Rule #1: Don't read through articles end to end

When you're reading for a class or for a scientific paper, you only want to read end to end if a) the topic is brand new and you need general orientation, b) the content you need is in the lit review, c) you've read the findings and you still don't understand them.

Another way to phrase this is "Define the goal of your reading." When you're reading as part of a project or paper (rather than reading for a general overview of a topic or for fun), you're usually reading to find references to support your work. Thus you want to focus on the most helpful parts of the readings (e.g., the findings). Make sure you can distinguish between these different kinds of reading (i.e., the goal of your reading), and use the right approach for the goal.

Rule #2: Adopt a method

Particularly if you need to burn through a lot of reading, having a methodical way to process the "stack" is really helpful. Here are some options.

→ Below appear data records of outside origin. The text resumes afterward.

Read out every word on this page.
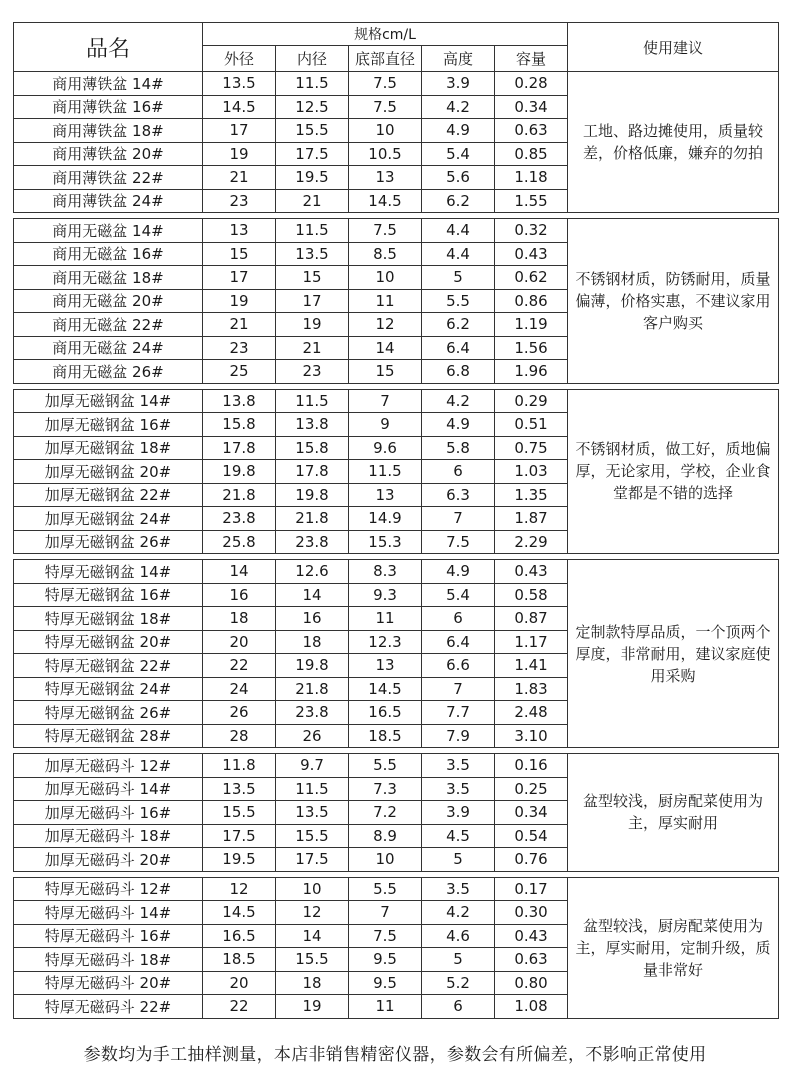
品名	规格cm/L					使用建议
	外径	内径	底部直径	高度	容量	
商用薄铁盆 14#	13.5	11.5	7.5	3.9	0.28	工地、路边摊使用，质量较差，价格低廉，嫌弃的勿拍
商用薄铁盆 16#	14.5	12.5	7.5	4.2	0.34	
商用薄铁盆 18#	17	15.5	10	4.9	0.63	
商用薄铁盆 20#	19	17.5	10.5	5.4	0.85	
商用薄铁盆 22#	21	19.5	13	5.6	1.18	
商用薄铁盆 24#	23	21	14.5	6.2	1.55	

商用无磁盆 14#	13	11.5	7.5	4.4	0.32	不锈钢材质，防锈耐用，质量偏薄，价格实惠，不建议家用客户购买
商用无磁盆 16#	15	13.5	8.5	4.4	0.43	
商用无磁盆 18#	17	15	10	5	0.62	
商用无磁盆 20#	19	17	11	5.5	0.86	
商用无磁盆 22#	21	19	12	6.2	1.19	
商用无磁盆 24#	23	21	14	6.4	1.56	
商用无磁盆 26#	25	23	15	6.8	1.96	

加厚无磁钢盆 14#	13.8	11.5	7	4.2	0.29	不锈钢材质，做工好，质地偏厚，无论家用，学校，企业食堂都是不错的选择
加厚无磁钢盆 16#	15.8	13.8	9	4.9	0.51	
加厚无磁钢盆 18#	17.8	15.8	9.6	5.8	0.75	
加厚无磁钢盆 20#	19.8	17.8	11.5	6	1.03	
加厚无磁钢盆 22#	21.8	19.8	13	6.3	1.35	
加厚无磁钢盆 24#	23.8	21.8	14.9	7	1.87	
加厚无磁钢盆 26#	25.8	23.8	15.3	7.5	2.29	

特厚无磁钢盆 14#	14	12.6	8.3	4.9	0.43	定制款特厚品质，一个顶两个厚度，非常耐用，建议家庭使用采购
特厚无磁钢盆 16#	16	14	9.3	5.4	0.58	
特厚无磁钢盆 18#	18	16	11	6	0.87	
特厚无磁钢盆 20#	20	18	12.3	6.4	1.17	
特厚无磁钢盆 22#	22	19.8	13	6.6	1.41	
特厚无磁钢盆 24#	24	21.8	14.5	7	1.83	
特厚无磁钢盆 26#	26	23.8	16.5	7.7	2.48	
特厚无磁钢盆 28#	28	26	18.5	7.9	3.10	

加厚无磁码斗 12#	11.8	9.7	5.5	3.5	0.16	盆型较浅，厨房配菜使用为主，厚实耐用
加厚无磁码斗 14#	13.5	11.5	7.3	3.5	0.25	
加厚无磁码斗 16#	15.5	13.5	7.2	3.9	0.34	
加厚无磁码斗 18#	17.5	15.5	8.9	4.5	0.54	
加厚无磁码斗 20#	19.5	17.5	10	5	0.76	

特厚无磁码斗 12#	12	10	5.5	3.5	0.17	盆型较浅，厨房配菜使用为主，厚实耐用，定制升级，质量非常好
特厚无磁码斗 14#	14.5	12	7	4.2	0.30	
特厚无磁码斗 16#	16.5	14	7.5	4.6	0.43	
特厚无磁码斗 18#	18.5	15.5	9.5	5	0.63	
特厚无磁码斗 20#	20	18	9.5	5.2	0.80	
特厚无磁码斗 22#	22	19	11	6	1.08	
参数均为手工抽样测量，本店非销售精密仪器，参数会有所偏差，不影响正常使用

Alpha & Omega method: Read the abstract and conclusions first. This will give you the overall goal of the research and the take-home findings. These are probably the most important things for you to gather.
"To the point" method: There are a couple versions of this method, but the goal is to get to the point of the paper.

Option 1: Read the results section first (and only go back to methods when needed)
Option 2: Read tables and figures first. They can be easier to consume than text sometimes.
Option 3: Read conclusions/discussions first. Do this if you're trying to get the most general "big picture" take-home message or ideas for future research.

Rule #3: Document your progress

Remember that your goal is to extract findings and conclusions, not just highlight them. So, rather than just underlining or highlighting key findings (something I did for years), make sure that your note-taking method pulls the findings out so that they're easier to find later. You don't want to have to flip through pages of articles to find your meaningful highlights. Here are some ideas.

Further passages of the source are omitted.